On pense que les trous noirs supermassifs se développent lentement, en aspirant la matière environnante pendant des milliards d’années. Mais si tel est le cas, comment expliquer leur présence précoce au sein de l’Univers ? Des chercheurs américains ont une nouvelle théorie.
Un scénario alternatif
Possédant des masses des millions, voire des milliards, de fois supérieures à celle du Soleil, les trous noirs supermassifs se cachent au cœur de la plupart des galaxies. Actuellement, la théorie la plus largement acceptée concernant leur formation implique l’effondrement de poches de gaz primordial, donnant naissance à des « graines » de trous noirs plus petits, se développant durant des milliards d’années en fusionnant avec d’autres trous noirs, en avalant les astres proches ou en absorbant la matière environnante (poussière, gaz…).
Toutefois, de récentes découvertes ont remis en question cette hypothèse. Un nombre croissant de trous noirs supermassifs ont en effet été observés dans l’Univers lointain, ce qui indique qu’ils étaient déjà bien établis au cours des premières centaines de millions d’années ayant suivi le Big Bang. Soit un laps de temps insuffisant pour leur permettre d’atteindre une telle taille, selon le modèle dominant.
Les astronomes ont donc envisagé d’autres scénarios. En mars dernier, il avait ainsi été suggéré que les premiers trous noirs supermassifs auraient pu être créés après que des étoiles primordiales colossales, de plusieurs dizaines de milliers de masses solaires, soient devenues des supernovas.
Dans le cadre de travaux publiés dans la revue Astrophysical Journal Letters, des chercheurs de l’université de Californie à Riverside (UCR) ont proposé une nouvelle théorie impliquant la matière noire, substance mystérieuse qui constituerait la majeure partie de la matière de l’Univers et qui maintiendrait les galaxies ensemble grâce à sa force gravitationnelle.
Des halos particulièrement denses de matière noire
Selon la pensée classique, la matière noire se regrouperait naturellement en halos au sein de l’Univers. La nouvelle théorie des chercheurs de l’UCR suggère que dans certaines circonstances, ces halos de matière noire pourraient devenir suffisamment denses pour s’effondrer sous l’effet de leur propre gravité et former un trou noir.
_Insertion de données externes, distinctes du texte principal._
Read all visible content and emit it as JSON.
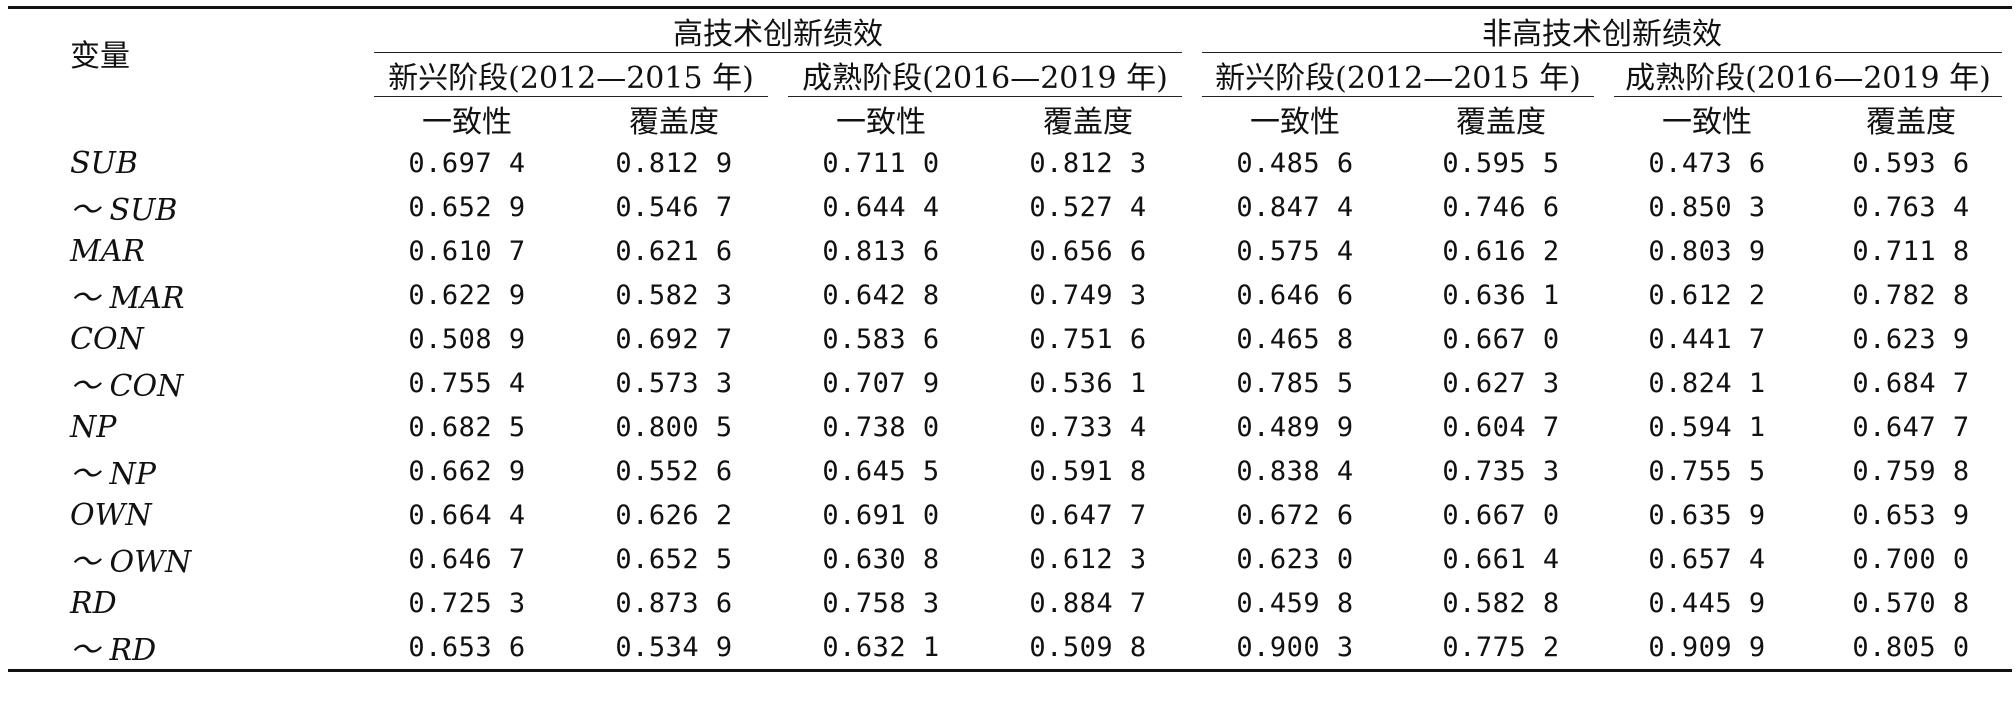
{
  "table": {
    "variable_header": "变量",
    "groups": [
      {
        "label": "高技术创新绩效",
        "stages": [
          {
            "label": "新兴阶段(2012—2015 年)"
          },
          {
            "label": "成熟阶段(2016—2019 年)"
          }
        ]
      },
      {
        "label": "非高技术创新绩效",
        "stages": [
          {
            "label": "新兴阶段(2012—2015 年)"
          },
          {
            "label": "成熟阶段(2016—2019 年)"
          }
        ]
      }
    ],
    "metrics": [
      "一致性",
      "覆盖度",
      "一致性",
      "覆盖度",
      "一致性",
      "覆盖度",
      "一致性",
      "覆盖度"
    ],
    "rows": [
      {
        "label": "SUB",
        "values": [
          "0.697 4",
          "0.812 9",
          "0.711 0",
          "0.812 3",
          "0.485 6",
          "0.595 5",
          "0.473 6",
          "0.593 6"
        ]
      },
      {
        "label": "～ SUB",
        "values": [
          "0.652 9",
          "0.546 7",
          "0.644 4",
          "0.527 4",
          "0.847 4",
          "0.746 6",
          "0.850 3",
          "0.763 4"
        ]
      },
      {
        "label": "MAR",
        "values": [
          "0.610 7",
          "0.621 6",
          "0.813 6",
          "0.656 6",
          "0.575 4",
          "0.616 2",
          "0.803 9",
          "0.711 8"
        ]
      },
      {
        "label": "～ MAR",
        "values": [
          "0.622 9",
          "0.582 3",
          "0.642 8",
          "0.749 3",
          "0.646 6",
          "0.636 1",
          "0.612 2",
          "0.782 8"
        ]
      },
      {
        "label": "CON",
        "values": [
          "0.508 9",
          "0.692 7",
          "0.583 6",
          "0.751 6",
          "0.465 8",
          "0.667 0",
          "0.441 7",
          "0.623 9"
        ]
      },
      {
        "label": "～ CON",
        "values": [
          "0.755 4",
          "0.573 3",
          "0.707 9",
          "0.536 1",
          "0.785 5",
          "0.627 3",
          "0.824 1",
          "0.684 7"
        ]
      },
      {
        "label": "NP",
        "values": [
          "0.682 5",
          "0.800 5",
          "0.738 0",
          "0.733 4",
          "0.489 9",
          "0.604 7",
          "0.594 1",
          "0.647 7"
        ]
      },
      {
        "label": "～ NP",
        "values": [
          "0.662 9",
          "0.552 6",
          "0.645 5",
          "0.591 8",
          "0.838 4",
          "0.735 3",
          "0.755 5",
          "0.759 8"
        ]
      },
      {
        "label": "OWN",
        "values": [
          "0.664 4",
          "0.626 2",
          "0.691 0",
          "0.647 7",
          "0.672 6",
          "0.667 0",
          "0.635 9",
          "0.653 9"
        ]
      },
      {
        "label": "～ OWN",
        "values": [
          "0.646 7",
          "0.652 5",
          "0.630 8",
          "0.612 3",
          "0.623 0",
          "0.661 4",
          "0.657 4",
          "0.700 0"
        ]
      },
      {
        "label": "RD",
        "values": [
          "0.725 3",
          "0.873 6",
          "0.758 3",
          "0.884 7",
          "0.459 8",
          "0.582 8",
          "0.445 9",
          "0.570 8"
        ]
      },
      {
        "label": "～ RD",
        "values": [
          "0.653 6",
          "0.534 9",
          "0.632 1",
          "0.509 8",
          "0.900 3",
          "0.775 2",
          "0.909 9",
          "0.805 0"
        ]
      }
    ]
  }
}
Pour qu’un tel phénomène se produise, la matière noire devrait interagir avec elle-même. Si tel était le cas, les chercheurs affirment que le halo rétrécirait en s’effondrant et créerait une viscosité ralentissant sa rotation. Ce qui finirait par engendrer une graine de trou noir, qui pourrait à son tour se développer assez rapidement en se nourrissant de la matière ordinaire environnante, comme la poussière et le gaz.
« L’avantage de notre scénario est que la masse de la graine de trou noir peut être élevée puisqu’elle est produite par l’effondrement d’un halo de matière noire », explique Hai-Bo Yu, chercheur principal de l’étude. « Ainsi, il peut se transformer en un trou noir supermassif sur une échelle de temps relativement réduite. »
Davantage d’observations nécessaires
Si la matière noire en auto-interaction représente une explication assez commode pour les trous noirs supermassifs à croissance rapide, elle comporte quelques limites. La plus importante étant que le modèle le plus largement accepté affirme que la matière noire n’interagit pas avec elle-même.
Toutefois, il s’avère que plusieurs autres modèles autorisent ce type d’interaction. Par conséquent, de futures observations pourraient venir étayer ou, au contraire, fragiliser cette nouvelle théorie intrigante.